Muito antes de qualquer laboratório, patente ou indústria farmacêutica, o quebra-pedra já era remédio. O uso da planta Phyllanthus niruri faz parte do conhecimento ancestral de povos indígenas, comunidades tradicionais e agricultores familiares brasileiros, transmitido de geração em geração como auxílio no cuidado com distúrbios urinários. É esse saber, acumulado ao longo de séculos, que agora dá origem a um avanço inédito na saúde pública brasileira.
Em cerca de seis meses, o Brasil deverá ter o primeiro fitoterápico industrializado desenvolvido a partir dessa planta, tendo como ponto de partida o conhecimento tradicional associado. A ciência entra depois, estruturando, validando e transformando em medicamento aquilo que já existia na prática cotidiana das comunidades.
A iniciativa é pioneira justamente por inverter a lógica histórica da inovação em saúde. Não se trata de a ciência “descobrir” a planta, mas de reconhecer que o conhecimento já existia, era aplicado e funcionava. O processo respeita a legislação que regula o acesso ao patrimônio genético e aos saberes tradicionais, garantindo reconhecimento formal e repartição justa de benefícios às comunidades detentoras desse conhecimento.
O desenvolvimento do fitoterápico segue agora os protocolos científicos e industriais exigidos, com o objetivo de garantir qualidade, segurança e padronização. Somente após essa etapa o medicamento poderá ser incorporado ao Sistema Único de Saúde (SUS). Ou seja, o SUS não é a origem da inovação, mas o meio pelo qual esse saber ancestral, já validado pela ciência, poderá chegar de forma ampla à população brasileira.

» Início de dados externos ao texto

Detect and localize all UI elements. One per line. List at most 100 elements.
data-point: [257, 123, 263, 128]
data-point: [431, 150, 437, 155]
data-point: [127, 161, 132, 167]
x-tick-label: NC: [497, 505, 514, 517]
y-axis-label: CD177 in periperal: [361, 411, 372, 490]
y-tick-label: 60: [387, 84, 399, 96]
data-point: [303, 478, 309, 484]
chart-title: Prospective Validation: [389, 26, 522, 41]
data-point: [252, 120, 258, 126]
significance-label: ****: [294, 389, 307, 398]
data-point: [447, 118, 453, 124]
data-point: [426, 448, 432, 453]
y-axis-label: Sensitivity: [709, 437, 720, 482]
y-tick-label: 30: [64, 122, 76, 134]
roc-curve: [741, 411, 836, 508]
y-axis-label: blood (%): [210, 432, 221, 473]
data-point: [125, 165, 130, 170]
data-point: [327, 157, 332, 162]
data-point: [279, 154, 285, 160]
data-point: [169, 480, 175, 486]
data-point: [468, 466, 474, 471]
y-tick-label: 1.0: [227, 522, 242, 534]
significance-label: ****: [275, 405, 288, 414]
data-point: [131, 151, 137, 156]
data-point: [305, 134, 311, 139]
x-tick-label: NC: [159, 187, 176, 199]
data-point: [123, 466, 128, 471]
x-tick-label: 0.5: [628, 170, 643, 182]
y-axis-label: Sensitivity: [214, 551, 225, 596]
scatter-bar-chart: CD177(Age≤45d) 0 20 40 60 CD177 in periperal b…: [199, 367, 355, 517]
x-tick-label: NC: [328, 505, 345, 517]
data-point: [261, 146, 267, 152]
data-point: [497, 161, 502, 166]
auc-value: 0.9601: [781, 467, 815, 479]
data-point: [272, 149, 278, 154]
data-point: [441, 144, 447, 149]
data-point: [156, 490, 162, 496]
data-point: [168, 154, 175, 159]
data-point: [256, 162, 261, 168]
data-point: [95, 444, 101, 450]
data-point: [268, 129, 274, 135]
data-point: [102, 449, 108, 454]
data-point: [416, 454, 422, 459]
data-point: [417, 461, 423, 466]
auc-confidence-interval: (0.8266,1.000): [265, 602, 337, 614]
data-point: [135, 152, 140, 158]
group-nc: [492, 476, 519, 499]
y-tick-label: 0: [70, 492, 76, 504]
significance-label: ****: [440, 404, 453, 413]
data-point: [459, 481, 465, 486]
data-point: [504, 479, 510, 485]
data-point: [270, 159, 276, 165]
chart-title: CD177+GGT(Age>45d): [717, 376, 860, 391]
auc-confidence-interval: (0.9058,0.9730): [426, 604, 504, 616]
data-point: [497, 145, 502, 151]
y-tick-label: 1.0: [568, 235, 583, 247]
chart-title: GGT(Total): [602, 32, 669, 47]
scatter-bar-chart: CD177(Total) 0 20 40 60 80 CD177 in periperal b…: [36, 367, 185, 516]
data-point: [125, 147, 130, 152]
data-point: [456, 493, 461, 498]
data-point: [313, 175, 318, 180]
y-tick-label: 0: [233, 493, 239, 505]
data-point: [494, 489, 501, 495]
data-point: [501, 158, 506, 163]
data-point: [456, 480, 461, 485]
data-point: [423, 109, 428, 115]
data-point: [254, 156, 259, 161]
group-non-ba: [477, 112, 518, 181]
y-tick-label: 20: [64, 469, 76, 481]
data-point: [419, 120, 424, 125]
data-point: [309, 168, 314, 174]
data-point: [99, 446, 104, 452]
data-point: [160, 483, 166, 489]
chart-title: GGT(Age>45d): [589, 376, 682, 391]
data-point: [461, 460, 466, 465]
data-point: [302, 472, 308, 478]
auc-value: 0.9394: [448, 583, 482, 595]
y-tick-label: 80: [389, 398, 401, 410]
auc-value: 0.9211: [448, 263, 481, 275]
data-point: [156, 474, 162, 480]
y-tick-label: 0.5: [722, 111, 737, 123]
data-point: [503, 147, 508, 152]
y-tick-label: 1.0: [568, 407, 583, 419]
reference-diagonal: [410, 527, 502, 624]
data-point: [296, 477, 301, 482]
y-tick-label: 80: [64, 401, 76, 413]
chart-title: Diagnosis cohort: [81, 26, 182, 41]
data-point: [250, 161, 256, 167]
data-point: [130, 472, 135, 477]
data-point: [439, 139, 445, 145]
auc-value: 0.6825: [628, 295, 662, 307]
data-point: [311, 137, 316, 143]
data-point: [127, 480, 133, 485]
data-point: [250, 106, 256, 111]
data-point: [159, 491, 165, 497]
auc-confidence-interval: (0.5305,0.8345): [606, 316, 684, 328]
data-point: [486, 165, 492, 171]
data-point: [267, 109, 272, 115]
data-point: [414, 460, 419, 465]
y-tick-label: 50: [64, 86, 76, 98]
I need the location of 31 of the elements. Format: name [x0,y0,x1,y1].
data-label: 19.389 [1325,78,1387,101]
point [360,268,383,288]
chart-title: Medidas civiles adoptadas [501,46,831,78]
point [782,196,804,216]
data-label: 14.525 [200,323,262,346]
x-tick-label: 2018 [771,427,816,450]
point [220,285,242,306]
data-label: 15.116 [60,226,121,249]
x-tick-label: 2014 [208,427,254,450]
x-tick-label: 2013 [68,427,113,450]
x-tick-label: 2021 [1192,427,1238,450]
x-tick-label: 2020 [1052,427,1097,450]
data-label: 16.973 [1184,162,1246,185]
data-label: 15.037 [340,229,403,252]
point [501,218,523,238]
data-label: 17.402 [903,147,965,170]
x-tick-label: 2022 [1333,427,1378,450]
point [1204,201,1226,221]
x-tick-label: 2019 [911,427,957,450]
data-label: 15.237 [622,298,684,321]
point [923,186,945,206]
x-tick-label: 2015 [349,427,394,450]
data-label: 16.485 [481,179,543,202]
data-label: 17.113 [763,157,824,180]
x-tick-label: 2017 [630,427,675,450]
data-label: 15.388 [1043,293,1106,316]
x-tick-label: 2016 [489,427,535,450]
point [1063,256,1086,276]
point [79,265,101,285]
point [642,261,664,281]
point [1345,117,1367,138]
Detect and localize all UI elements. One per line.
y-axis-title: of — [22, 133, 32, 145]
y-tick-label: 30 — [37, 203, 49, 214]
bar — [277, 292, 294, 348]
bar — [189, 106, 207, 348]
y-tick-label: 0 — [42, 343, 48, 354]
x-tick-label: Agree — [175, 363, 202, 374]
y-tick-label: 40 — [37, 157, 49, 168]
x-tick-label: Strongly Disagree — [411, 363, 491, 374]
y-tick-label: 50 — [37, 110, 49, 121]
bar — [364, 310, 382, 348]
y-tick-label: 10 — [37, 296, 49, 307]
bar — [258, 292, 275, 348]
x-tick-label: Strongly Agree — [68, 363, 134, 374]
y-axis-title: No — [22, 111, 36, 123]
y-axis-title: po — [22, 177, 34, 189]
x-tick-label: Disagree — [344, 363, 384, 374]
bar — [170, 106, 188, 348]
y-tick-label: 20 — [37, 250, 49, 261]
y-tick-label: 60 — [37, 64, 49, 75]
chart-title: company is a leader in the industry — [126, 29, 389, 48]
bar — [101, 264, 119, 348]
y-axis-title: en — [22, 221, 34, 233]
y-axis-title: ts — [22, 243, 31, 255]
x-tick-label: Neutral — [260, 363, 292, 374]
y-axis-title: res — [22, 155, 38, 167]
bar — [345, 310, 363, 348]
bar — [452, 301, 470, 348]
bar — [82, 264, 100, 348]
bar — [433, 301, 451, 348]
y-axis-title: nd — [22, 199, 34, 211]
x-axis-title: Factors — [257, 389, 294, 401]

Para a vice-presidente de Produção e Inovação em Saúde da Fiocruz, Priscila Ferraz, o acordo representa um avanço significativo no tratamento de distúrbios urinários e também um marco institucional. Segundo ela, a iniciativa fortalece a capacidade do País de desenvolver soluções em saúde a partir da sua própria biodiversidade e dos conhecimentos tradicionais que sempre sustentaram práticas de cuidado no Brasil.
O projeto reforça ainda a soberania científica nacional e o reconhecimento de que povos indígenas, comunidades tradicionais e agricultores familiares não são apenas usuários de políticas públicas, mas protagonistas de processos de inovação. O quebra-pedra deixa de ser visto apenas como uma planta popular e passa a ocupar um espaço formal na política de saúde, sem apagar sua origem ancestral.
Esse movimento sinaliza uma mudança concreta na forma como o Brasil pode construir saúde pública: partindo do território, da tradição e do conhecimento vivo, para depois integrar ciência, indústria e sistema público.